When they got to the street they noticed that Jerry the pharmacy delivery man’s little Renault had pulled up in front of Harry's ice cream truck. The tall black man unfolded himself from the car, stood up and stretched, smoothed his dark gray suit and placed his crumpled brown fedora on his head. "Well," he smiled when he saw the kids, "what's goin' on here?"
"We're knights in shining armor and we just saved princesses Judy and Toni from bein' cooked in boilin' oil," Douggie answered rather heroically, and Mickey raised his "armor" to show off the red scalloped welts of the bottle cap "scars" on his pale chest and stomach. "It didn't even hurt . . . much," he said as he lowered his shirt with a wince.
"Is that a fact now," said Jerry in his soft, rounded tones as he grinned at them. "Guess I'm just in time." He doubled over back into the little car and brought out a medium-size paper bag from the passenger seat. "This here's for Mickey, Douggie, and Johnny," he said, reading the label that was stapled to it. "And since you guys all saved the princesses there, I guess it's for all of you. It's from my boss, and he said to hand deliver it to you guys. Sorry I wasn't there when you came by to visit me at the drug store."
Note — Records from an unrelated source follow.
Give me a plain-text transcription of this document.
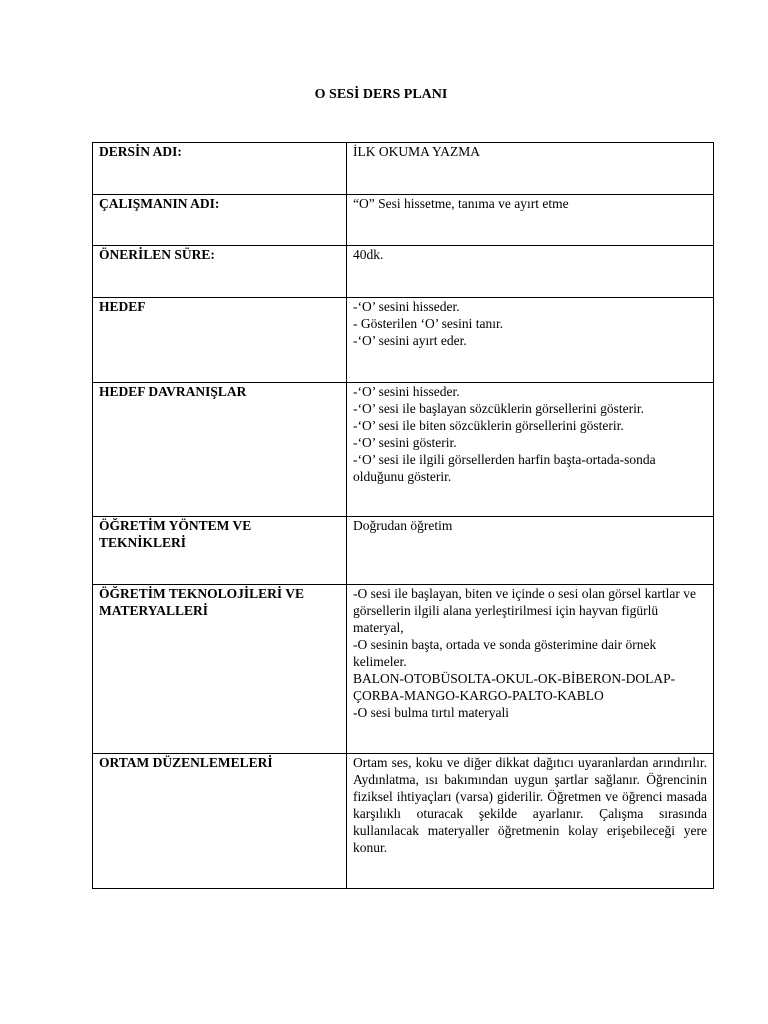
O SESİ DERS PLANI
DERSİN ADI:	İLK OKUMA YAZMA

ÇALIŞMANIN ADI:	“O” Sesi hissetme, tanıma ve ayırt etme

ÖNERİLEN SÜRE:	40dk.

HEDEF	-‘O’ sesini hisseder.
- Gösterilen ‘O’ sesini tanır.
-‘O’ sesini ayırt eder.

HEDEF DAVRANIŞLAR	-‘O’ sesini hisseder.
-‘O’ sesi ile başlayan sözcüklerin görsellerini gösterir.
-‘O’ sesi ile biten sözcüklerin görsellerini gösterir.
-‘O’ sesini gösterir.
-‘O’ sesi ile ilgili görsellerden harfin başta-ortada-sonda olduğunu gösterir.

ÖĞRETİM YÖNTEM VE
TEKNİKLERİ	Doğrudan öğretim

ÖĞRETİM TEKNOLOJİLERİ VE
MATERYALLERİ	-O sesi ile başlayan, biten ve içinde o sesi olan görsel kartlar ve görsellerin ilgili alana yerleştirilmesi için hayvan figürlü materyal,
-O sesinin başta, ortada ve sonda gösterimine dair örnek kelimeler.
BALON-OTOBÜSOLTA-OKUL-OK-BİBERON-DOLAP-ÇORBA-MANGO-KARGO-PALTO-KABLO
-O sesi bulma tırtıl materyali

ORTAM DÜZENLEMELERİ	Ortam ses, koku ve diğer dikkat dağıtıcı uyaranlardan arındırılır. Aydınlatma, ısı bakımından uygun şartlar sağlanır. Öğrencinin fiziksel ihtiyaçları (varsa) giderilir. Öğretmen ve öğrenci masada karşılıklı oturacak şekilde ayarlanır. Çalışma sırasında kullanılacak materyaller öğretmenin kolay erişebileceği yere konur.
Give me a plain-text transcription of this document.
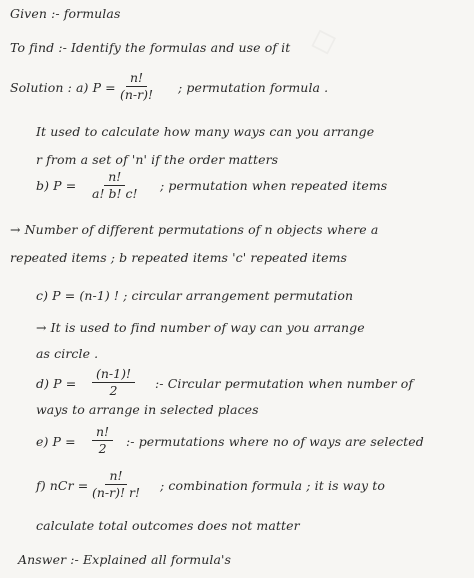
Given :- formulas
To find :- Identify the formulas and use of it
Solution : a) $P = \frac{n!}{(n-r)!}$ ; permutation formula .
It used to calculate how many ways can you arrange
r from a set of 'n' if the order matters
b) $P = \frac{n!}{a! b! c!}$ ; permutation when repeated items
→ Number of different permutations of n objects where a
repeated items ; b repeated items 'c' repeated items
c) P = (n-1) ! ; circular arrangement permutation
→ It is used to find number of way can you arrange
as circle .
d) $P = \frac{(n-1)!}{2}$ :- Circular permutation when number of
ways to arrange in selected places
e) $P = \frac{n!}{2}$ :- permutations where no of ways are selected
f) nCr = $\frac{n!}{(n-r)! r!}$ ; combination formula ; it is way to
calculate total outcomes does not matter
Answer :- Explained all formula's
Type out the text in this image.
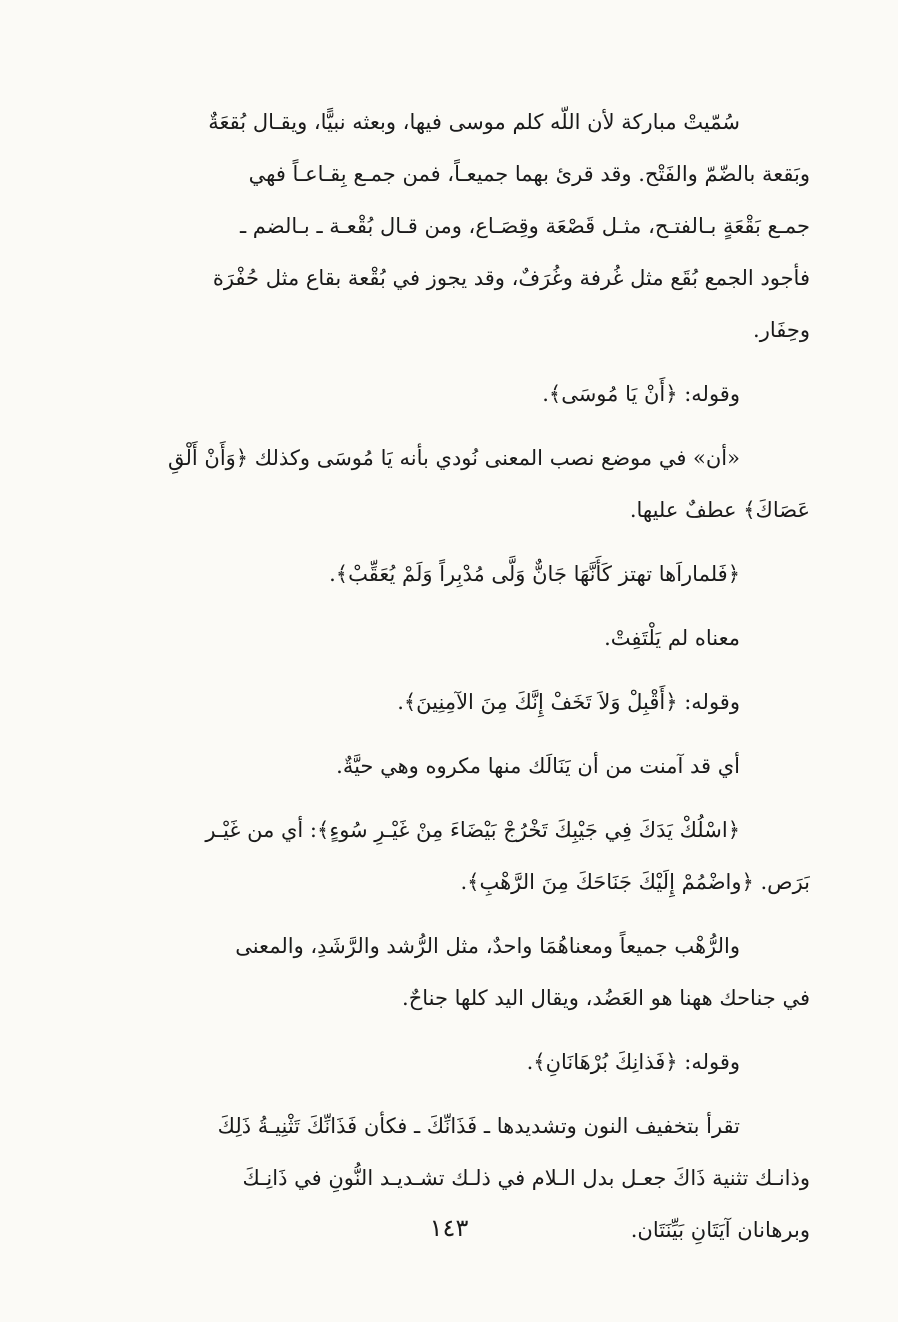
سُمّيتْ مباركة لأن اللّه كلم موسى فيها، وبعثه نبيًّا، ويقـال بُقعَةٌ
وبَقعة بالضّمّ والفَتْح. وقد قرئ بهما جميعـاً، فمن جمـع بِقـاعـاً فهي
جمـع بَقْعَةٍ بـالفتـح، مثـل قَصْعَة وقِصَـاع، ومن قـال بُقْعـة ـ بـالضم ـ
فأجود الجمع بُقَع مثل غُرفة وغُرَفٌ، وقد يجوز في بُقْعة بقاع مثل حُفْرَة
وحِفَار.
وقوله: ﴿أَنْ يَا مُوسَى﴾.
«أن» في موضع نصب المعنى نُودي بأنه يَا مُوسَى وكذلك ﴿وَأَنْ أَلْقِ
عَصَاكَ﴾ عطفٌ عليها.
﴿فَلماراَها تهتز كَأَنَّهَا جَانٌّ وَلَّى مُدْبِراً وَلَمْ يُعَقِّبْ﴾.
معناه لم يَلْتَفِتْ.
وقوله: ﴿أَقْبِلْ وَلاَ تَخَفْ إِنَّكَ مِنَ الآمِنِينَ﴾.
أي قد آمنت من أن يَنَالَك منها مكروه وهي حيَّةٌ.
﴿اسْلُكْ يَدَكَ فِي جَيْبِكَ تَخْرُجْ بَيْضَاءَ مِنْ غَيْـرِ سُوءٍ﴾: أي من غَيْـر
بَرَص. ﴿واضْمُمْ إِلَيْكَ جَنَاحَكَ مِنَ الرَّهْبِ﴾.
والرُّهْب جميعاً ومعناهُمَا واحدٌ، مثل الرُّشد والرَّشَدِ، والمعنى
في جناحك ههنا هو العَضُد، ويقال اليد كلها جناحٌ.
وقوله: ﴿فَذانِكَ بُرْهَانَانِ﴾.
تقرأ بتخفيف النون وتشديدها ـ فَذَانِّكَ ـ فكأن فَذَانِّكَ تَثْنِيـةُ ذَلِكَ
وذانـك تثنية ذَاكَ جعـل بدل الـلام في ذلـك تشـديـد النُّونِ في ذَانِـكَ
وبرهانان آيَتَانِ بَيِّنَتَان.
١٤٣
Mickey, Johnny, and Douggie stood before him, grinning and with their hands upturned. Jerry looked from one of them to the other and dropped the bag into Mickey's and Douggie’s upturned palms, avoiding Johnny's black, sewage-smelling, plunger-streaked hands, arms and face. Johnny looked like he was wearing war paint. "Okay, kids," said Jerry. "I gotta go and make some deliveries. You enjoy, now,” then he grabbed a cardboard box full of pharmacy bags from the car and loped into the building. They all ran over to Harry's truck, got their ice creams, and dashed around the corner to their stoop and opened the bag. It contained an Aladdin's cave of sweets: licorice whips, Fleers bubble gum, jaw breakers, sour balls, peppermints and Red-Hots.
It was a great cap to their day as knights in shining armor and, with multicolored, sticky streaks on their chins and cheeks, they went inside and delighted in their individual cozy homes for the rest of the day.